Having a Plan That’s Not a Plan
I’ve always been a planner (and overthinker, but that’s not the point…). I always had to have everything figured out before I did anything – analysis paralysis to the max! One of the things I’ve been trying to overcome the last few years is the need to have everything just so. There’s a certain freedom in learning to let go. Things have never not worked out in one way or another. Things will work out the way they’re supposed to.

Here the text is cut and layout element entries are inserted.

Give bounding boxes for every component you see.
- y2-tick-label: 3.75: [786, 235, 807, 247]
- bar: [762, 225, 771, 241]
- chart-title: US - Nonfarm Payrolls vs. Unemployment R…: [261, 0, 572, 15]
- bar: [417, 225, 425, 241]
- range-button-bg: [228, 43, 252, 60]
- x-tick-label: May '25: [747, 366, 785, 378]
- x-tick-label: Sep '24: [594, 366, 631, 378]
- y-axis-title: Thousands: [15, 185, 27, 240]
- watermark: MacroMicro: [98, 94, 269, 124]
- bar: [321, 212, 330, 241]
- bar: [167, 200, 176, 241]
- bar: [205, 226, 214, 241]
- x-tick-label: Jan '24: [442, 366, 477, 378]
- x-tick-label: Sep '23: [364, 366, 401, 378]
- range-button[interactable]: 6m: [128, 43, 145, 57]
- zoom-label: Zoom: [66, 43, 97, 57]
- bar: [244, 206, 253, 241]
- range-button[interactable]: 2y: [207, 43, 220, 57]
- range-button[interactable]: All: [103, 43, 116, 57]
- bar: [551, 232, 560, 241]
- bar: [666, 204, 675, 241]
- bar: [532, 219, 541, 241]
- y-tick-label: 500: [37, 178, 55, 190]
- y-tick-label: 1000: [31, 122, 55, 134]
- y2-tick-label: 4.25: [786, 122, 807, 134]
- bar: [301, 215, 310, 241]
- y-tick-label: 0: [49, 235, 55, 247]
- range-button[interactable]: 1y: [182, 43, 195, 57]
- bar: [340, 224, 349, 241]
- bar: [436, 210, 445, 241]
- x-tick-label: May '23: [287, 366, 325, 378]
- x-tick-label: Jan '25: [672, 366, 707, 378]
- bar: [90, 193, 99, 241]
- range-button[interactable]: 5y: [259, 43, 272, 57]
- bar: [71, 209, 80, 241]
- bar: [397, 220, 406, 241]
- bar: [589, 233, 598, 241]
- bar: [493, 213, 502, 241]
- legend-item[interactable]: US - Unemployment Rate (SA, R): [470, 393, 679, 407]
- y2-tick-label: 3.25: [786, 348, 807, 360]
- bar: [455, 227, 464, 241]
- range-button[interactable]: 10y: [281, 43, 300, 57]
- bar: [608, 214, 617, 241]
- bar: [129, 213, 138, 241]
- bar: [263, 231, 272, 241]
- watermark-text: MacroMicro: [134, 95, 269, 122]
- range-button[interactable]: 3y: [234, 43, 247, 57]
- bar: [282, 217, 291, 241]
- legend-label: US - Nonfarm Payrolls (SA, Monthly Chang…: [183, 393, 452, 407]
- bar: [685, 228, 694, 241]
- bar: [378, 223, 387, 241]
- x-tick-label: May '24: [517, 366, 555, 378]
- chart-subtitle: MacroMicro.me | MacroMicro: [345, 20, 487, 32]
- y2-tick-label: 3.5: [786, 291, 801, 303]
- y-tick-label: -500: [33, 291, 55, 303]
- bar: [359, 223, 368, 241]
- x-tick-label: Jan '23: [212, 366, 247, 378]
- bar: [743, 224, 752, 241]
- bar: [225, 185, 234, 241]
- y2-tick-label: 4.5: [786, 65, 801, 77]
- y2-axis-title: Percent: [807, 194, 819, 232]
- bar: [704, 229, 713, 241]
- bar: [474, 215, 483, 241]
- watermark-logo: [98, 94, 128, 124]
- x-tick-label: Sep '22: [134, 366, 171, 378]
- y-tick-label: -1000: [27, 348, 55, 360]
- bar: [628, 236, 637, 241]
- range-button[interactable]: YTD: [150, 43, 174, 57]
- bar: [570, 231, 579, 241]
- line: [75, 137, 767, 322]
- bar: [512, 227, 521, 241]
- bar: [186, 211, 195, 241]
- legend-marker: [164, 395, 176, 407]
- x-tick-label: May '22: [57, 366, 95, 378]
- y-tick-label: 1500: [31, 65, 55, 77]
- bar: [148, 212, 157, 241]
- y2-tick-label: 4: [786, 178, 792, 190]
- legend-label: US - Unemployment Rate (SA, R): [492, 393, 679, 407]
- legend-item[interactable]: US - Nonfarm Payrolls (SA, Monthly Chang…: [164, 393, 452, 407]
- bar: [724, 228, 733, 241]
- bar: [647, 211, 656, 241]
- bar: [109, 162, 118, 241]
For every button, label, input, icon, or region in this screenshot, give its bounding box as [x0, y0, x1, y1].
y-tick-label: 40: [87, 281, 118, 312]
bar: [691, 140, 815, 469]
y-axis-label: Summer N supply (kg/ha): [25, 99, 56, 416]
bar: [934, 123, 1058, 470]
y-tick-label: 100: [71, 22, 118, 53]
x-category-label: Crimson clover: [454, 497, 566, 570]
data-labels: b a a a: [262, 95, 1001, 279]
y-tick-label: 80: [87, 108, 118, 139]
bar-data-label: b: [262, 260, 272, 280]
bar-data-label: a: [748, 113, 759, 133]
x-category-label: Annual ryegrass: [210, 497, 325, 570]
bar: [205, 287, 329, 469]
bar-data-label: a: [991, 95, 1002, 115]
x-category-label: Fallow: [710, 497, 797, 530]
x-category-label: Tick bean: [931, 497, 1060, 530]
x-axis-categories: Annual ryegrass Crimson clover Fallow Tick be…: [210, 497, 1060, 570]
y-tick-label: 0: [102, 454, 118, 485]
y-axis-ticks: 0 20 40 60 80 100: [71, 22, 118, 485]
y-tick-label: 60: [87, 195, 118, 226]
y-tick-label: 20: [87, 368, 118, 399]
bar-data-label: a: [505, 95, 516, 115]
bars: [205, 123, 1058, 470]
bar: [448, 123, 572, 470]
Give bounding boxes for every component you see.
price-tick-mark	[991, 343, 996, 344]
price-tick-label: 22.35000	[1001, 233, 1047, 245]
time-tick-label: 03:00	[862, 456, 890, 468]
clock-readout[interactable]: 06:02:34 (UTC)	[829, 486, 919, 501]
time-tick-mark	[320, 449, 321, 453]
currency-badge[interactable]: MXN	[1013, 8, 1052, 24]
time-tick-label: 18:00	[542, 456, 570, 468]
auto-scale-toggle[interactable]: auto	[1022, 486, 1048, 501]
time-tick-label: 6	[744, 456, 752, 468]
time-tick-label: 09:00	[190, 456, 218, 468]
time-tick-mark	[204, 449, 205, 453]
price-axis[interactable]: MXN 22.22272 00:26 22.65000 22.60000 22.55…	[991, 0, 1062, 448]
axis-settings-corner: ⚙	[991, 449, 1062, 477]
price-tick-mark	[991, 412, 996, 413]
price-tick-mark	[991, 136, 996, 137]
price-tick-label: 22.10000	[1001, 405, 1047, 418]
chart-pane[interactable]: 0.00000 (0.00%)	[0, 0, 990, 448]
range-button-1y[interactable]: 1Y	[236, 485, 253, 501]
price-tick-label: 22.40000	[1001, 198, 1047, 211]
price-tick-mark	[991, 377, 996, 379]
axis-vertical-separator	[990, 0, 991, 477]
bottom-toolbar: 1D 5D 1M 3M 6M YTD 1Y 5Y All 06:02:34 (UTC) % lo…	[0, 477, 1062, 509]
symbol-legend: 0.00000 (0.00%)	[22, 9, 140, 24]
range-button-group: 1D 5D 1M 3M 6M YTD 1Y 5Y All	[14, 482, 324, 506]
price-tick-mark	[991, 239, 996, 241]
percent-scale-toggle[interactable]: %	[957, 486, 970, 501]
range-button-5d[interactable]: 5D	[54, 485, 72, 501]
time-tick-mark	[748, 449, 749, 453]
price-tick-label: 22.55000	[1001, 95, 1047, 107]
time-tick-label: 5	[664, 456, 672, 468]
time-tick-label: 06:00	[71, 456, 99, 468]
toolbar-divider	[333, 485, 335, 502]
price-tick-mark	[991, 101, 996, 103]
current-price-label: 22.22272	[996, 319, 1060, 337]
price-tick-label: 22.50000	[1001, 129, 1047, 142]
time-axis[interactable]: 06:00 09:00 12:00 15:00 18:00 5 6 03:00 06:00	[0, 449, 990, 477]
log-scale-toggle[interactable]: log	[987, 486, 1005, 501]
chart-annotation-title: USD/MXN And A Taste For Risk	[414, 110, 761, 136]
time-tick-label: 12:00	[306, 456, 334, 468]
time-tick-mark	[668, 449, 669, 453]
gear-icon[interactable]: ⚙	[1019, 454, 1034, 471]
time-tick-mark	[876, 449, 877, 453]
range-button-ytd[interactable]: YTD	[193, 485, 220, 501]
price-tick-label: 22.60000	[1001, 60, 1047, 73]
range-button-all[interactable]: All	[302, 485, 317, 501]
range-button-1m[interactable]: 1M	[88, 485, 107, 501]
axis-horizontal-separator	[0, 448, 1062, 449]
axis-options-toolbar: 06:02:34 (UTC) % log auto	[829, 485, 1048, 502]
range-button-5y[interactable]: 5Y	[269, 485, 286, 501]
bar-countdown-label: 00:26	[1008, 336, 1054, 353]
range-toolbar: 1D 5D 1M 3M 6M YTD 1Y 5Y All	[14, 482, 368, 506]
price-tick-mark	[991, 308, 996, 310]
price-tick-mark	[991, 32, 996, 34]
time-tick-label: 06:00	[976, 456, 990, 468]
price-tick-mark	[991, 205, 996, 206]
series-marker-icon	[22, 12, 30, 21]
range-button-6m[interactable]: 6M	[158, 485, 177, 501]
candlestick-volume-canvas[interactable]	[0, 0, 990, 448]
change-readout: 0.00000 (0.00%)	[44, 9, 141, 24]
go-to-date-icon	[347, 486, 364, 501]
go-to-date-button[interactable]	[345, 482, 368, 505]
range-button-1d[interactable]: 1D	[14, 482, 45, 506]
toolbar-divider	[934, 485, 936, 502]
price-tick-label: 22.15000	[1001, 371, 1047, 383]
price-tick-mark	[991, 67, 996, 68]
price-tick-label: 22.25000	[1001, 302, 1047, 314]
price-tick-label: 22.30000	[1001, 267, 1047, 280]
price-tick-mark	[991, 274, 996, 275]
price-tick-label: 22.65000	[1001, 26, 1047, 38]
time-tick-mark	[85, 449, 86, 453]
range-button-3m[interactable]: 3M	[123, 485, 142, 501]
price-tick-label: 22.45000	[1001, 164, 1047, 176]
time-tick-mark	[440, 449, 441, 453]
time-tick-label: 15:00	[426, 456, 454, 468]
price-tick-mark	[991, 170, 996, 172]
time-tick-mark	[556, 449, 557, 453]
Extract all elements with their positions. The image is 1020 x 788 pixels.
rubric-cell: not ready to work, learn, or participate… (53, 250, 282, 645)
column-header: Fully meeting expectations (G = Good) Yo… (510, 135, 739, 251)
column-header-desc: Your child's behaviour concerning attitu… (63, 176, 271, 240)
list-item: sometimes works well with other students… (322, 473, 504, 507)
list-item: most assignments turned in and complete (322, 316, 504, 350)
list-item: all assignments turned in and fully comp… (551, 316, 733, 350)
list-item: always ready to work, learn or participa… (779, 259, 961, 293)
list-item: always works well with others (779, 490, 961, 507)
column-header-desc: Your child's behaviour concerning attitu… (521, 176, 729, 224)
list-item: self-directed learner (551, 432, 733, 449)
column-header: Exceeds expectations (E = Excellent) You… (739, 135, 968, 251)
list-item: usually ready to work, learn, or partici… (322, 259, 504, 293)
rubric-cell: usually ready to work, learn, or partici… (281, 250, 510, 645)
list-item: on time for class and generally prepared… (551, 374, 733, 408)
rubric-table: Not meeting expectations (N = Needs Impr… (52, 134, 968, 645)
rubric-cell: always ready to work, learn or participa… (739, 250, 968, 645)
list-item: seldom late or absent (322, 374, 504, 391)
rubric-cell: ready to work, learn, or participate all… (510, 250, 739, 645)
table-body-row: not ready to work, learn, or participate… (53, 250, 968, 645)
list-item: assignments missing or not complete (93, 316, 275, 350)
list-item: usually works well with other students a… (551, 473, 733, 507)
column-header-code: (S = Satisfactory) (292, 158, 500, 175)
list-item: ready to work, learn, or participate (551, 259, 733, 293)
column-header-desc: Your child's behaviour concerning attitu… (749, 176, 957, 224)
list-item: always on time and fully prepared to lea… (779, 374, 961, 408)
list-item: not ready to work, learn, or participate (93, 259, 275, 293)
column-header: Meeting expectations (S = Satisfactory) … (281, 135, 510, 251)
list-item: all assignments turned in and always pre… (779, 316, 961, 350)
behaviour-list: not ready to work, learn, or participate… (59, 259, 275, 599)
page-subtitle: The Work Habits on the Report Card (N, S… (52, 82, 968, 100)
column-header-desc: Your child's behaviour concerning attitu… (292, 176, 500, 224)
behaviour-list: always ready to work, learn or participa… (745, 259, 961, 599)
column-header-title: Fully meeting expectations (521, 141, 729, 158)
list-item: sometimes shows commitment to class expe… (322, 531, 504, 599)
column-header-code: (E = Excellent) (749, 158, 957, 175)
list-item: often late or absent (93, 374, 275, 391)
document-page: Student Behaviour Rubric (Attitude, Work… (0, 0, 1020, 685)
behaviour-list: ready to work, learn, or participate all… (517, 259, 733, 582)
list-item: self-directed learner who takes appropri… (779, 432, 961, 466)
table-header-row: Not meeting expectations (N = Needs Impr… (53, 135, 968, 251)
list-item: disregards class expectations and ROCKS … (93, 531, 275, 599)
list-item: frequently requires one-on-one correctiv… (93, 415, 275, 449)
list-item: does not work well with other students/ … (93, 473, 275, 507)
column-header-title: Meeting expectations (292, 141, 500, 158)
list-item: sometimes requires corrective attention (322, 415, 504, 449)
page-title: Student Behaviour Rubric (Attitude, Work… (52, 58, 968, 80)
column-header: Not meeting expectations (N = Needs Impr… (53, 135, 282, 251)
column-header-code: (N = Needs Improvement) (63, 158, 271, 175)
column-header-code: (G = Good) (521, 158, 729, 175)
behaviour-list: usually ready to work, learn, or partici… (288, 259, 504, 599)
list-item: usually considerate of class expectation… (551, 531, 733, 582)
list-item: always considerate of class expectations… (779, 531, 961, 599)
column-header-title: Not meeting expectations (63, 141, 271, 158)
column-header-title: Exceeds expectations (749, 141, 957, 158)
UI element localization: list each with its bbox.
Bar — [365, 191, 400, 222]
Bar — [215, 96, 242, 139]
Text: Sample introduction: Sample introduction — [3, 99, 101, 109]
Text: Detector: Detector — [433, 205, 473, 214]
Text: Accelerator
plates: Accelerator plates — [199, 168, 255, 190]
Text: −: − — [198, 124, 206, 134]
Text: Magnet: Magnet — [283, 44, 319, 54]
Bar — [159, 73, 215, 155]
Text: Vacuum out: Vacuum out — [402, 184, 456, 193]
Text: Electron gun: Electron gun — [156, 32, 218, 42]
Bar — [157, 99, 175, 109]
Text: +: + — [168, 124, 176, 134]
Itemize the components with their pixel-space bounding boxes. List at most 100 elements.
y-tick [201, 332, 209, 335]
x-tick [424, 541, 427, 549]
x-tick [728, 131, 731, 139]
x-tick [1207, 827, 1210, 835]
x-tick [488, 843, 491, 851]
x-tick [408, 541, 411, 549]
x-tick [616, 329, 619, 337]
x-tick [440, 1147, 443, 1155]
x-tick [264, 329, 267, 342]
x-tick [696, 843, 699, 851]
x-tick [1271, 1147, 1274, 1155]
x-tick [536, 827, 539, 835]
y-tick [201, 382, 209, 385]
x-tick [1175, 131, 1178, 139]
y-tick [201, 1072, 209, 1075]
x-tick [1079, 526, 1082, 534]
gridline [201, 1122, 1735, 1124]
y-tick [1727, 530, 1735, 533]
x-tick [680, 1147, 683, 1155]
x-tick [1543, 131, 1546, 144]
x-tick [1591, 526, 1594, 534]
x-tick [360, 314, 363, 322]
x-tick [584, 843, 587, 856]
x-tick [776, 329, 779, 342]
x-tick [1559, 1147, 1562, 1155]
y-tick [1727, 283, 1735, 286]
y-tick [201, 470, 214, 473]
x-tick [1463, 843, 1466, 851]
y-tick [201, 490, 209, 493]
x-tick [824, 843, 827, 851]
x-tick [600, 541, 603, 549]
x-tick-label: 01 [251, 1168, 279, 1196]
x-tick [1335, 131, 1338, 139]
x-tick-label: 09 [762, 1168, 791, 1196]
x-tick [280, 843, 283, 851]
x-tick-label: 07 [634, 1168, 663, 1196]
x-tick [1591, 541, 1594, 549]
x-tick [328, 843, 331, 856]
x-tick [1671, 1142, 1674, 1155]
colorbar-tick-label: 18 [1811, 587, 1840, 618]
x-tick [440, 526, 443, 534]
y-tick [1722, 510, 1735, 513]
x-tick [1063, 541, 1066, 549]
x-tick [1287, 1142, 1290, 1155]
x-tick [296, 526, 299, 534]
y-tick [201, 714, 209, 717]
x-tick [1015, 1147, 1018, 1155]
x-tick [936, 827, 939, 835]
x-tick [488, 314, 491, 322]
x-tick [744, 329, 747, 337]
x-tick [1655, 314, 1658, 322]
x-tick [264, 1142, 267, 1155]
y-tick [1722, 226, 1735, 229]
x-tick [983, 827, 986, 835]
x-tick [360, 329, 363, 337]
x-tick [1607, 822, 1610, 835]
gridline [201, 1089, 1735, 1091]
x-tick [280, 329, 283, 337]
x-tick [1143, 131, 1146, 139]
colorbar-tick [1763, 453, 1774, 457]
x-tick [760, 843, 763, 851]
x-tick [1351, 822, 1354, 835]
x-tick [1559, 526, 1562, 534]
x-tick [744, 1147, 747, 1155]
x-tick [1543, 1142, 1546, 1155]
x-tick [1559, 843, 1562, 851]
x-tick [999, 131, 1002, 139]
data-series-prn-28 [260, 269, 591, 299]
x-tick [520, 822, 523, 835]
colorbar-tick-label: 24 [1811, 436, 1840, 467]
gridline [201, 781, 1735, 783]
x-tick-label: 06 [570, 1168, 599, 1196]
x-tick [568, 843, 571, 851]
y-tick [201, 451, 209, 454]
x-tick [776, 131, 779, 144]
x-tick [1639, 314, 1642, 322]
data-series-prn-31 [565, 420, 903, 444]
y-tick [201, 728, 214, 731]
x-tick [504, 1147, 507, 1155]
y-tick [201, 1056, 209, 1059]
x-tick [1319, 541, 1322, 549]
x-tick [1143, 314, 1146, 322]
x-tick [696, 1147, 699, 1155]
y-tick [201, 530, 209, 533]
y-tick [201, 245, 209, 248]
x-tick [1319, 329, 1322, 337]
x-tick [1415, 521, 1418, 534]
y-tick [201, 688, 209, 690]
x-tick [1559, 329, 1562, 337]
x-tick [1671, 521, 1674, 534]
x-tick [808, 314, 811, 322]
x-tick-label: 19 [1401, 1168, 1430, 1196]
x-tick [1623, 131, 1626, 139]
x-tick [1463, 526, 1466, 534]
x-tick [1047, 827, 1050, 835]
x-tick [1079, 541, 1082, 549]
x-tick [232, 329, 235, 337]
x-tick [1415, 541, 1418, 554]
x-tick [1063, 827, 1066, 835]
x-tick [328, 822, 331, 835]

One of the intentions I set for myself in planning my hike on the PCT is to not over plan. I’ve been told by many people that no matter how much you plan, plans tend to go out the window once you get on trail. I also wanted to afford myself the opportunity to experience the uncertainty of a thru hike. “I’ll figure it out later” became a common saying for me. Yes, I have a rough itinerary with potential resupply points, but it’s mostly for a way to give my family estimations. My current plan is a starting point that will adapt as I hike.
All the Feels
One of the most beautiful and tragic things that I recently realized is that everything that I’m feeling currently is fleeting. Once I get on trail, I’ll have started my first thru hike. This is all temporary. I will never get to experience the jitters before a first thru-hike. After I get off trail and every trail I start after, I won’t ever be a “first-time thru-hiker.” All of these feelings and emotions are new for this experience. Learning to embrace the good and the bad makes the experience that much more meaningful.